The Skinny
Jacksonville-based Silverfield Group proposes to demolish the former Edgewood Theater in Murray Hill in order to redevelop the property with a three-story storage facility. In addition, the project would include a retail component in a smaller one-story building along Edgewood Avenue. Preliminary site plans by Connelly & Wicker, Inc. show 4,845-square-foot retail building at the intersection of Edgewood Avenue and Plymouth Street, with the three-story, 97,200-square-foot self storage building constructed on an existing surface parking lot at the intersection of Plymouth Street and Nelson Street. To pave the way for the project, an application for administrative deviation from certain zoning requirements has been submitted to the City of Jacksonville.
Silverfield would demolish the former Edgewood Theater at the intersection of Edgewood Avenue and Plymouth Street to redevelop the site for self storage and retail uses.
The Challenges
While certainly well-intentioned, simply opposing the construction of a storage unit on this site is not the most prudent strategy from a legal standpoint. The property in question is zoned Commercial Community/General-1 (CCG-1). A storage unit facility is a use by right for properties zoned CCG-1, meaning a storage unit on the property is legally permissible and not subject to any special review by the City of Jacksonville. While some relief is being sought for parking and building setback through the Administrative Deviation process, a persuasive argument could be made that there is sufficient economic site constraints and legal precedent given that three nearby storage facilities in the Brooklyn and MixonTown neighborhoods received similar accommodations. The bottom line is that self-storage building could easily be constructed here - or anywhere on Murray Hill’s Edgewood Avenue, given that nearly the entire commercial district is zoned CCG-1.

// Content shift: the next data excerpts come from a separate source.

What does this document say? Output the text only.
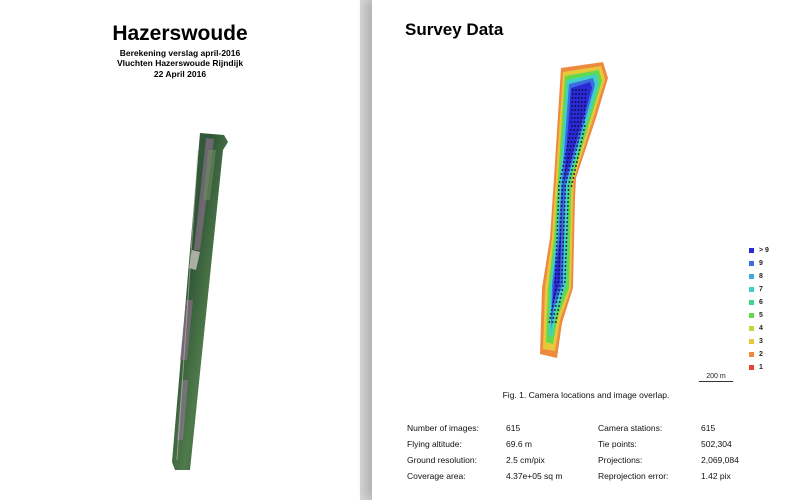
Hazerswoude
Berekening verslag april-2016
Vluchten Hazerswoude Rijndijk
22 April 2016
Survey Data
> 9
9
8
7
6
5
4
3
2
1
200 m
Fig. 1. Camera locations and image overlap.
Number of images:	615	Camera stations:	615
Flying altitude:	69.6 m	Tie points:	502,304
Ground resolution:	2.5 cm/pix	Projections:	2,069,084
Coverage area:	4.37e+05 sq m	Reprojection error:	1.42 pix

Even if the city denied the applicant’s proposal, it would likely result in intervening court action. Bluetiger Properties, a joint venture between real estate developers Framework Group LLC and MTC Corp, had proposed to build an eight-story mixed use complex in Tampa’s Channel District. Plans called for 305 apartments, 11,581 square feet of ground-level retail space and 140,000 square feet of self-storage space. The storage units were to be located next to a Tampa Electric Company transmission station. Zoning laws allowed that up to 40% of the proposed structure could include self-storage space. Officials and residents opposed the project, and Tampa’s zoning board denied it outright in November 2018.
However, the developers argued that the plan fit the site’s zoning and that there was demand in the area for storage, considering that the $3 billion Water Street Tampa development had already broken ground nearby. In January 2019, Bluetiger Properties sued the city for improper application of land use laws, seeking to reverse the project’s denial and to recover financial costs associated with that denial.
Locally, well-intentioned yet legally perilous opposition to the proposed Roost restaurant in Riverside and a proposed affordable housing development in Springfield have led to years-long legal battles, crumbling buildings and, in the latter case, a nearly $2 million financial judgement paid for by taxpayers. A denial based on the “Not In My Backyard” principle is unlikely likely to be upheld in a court of law.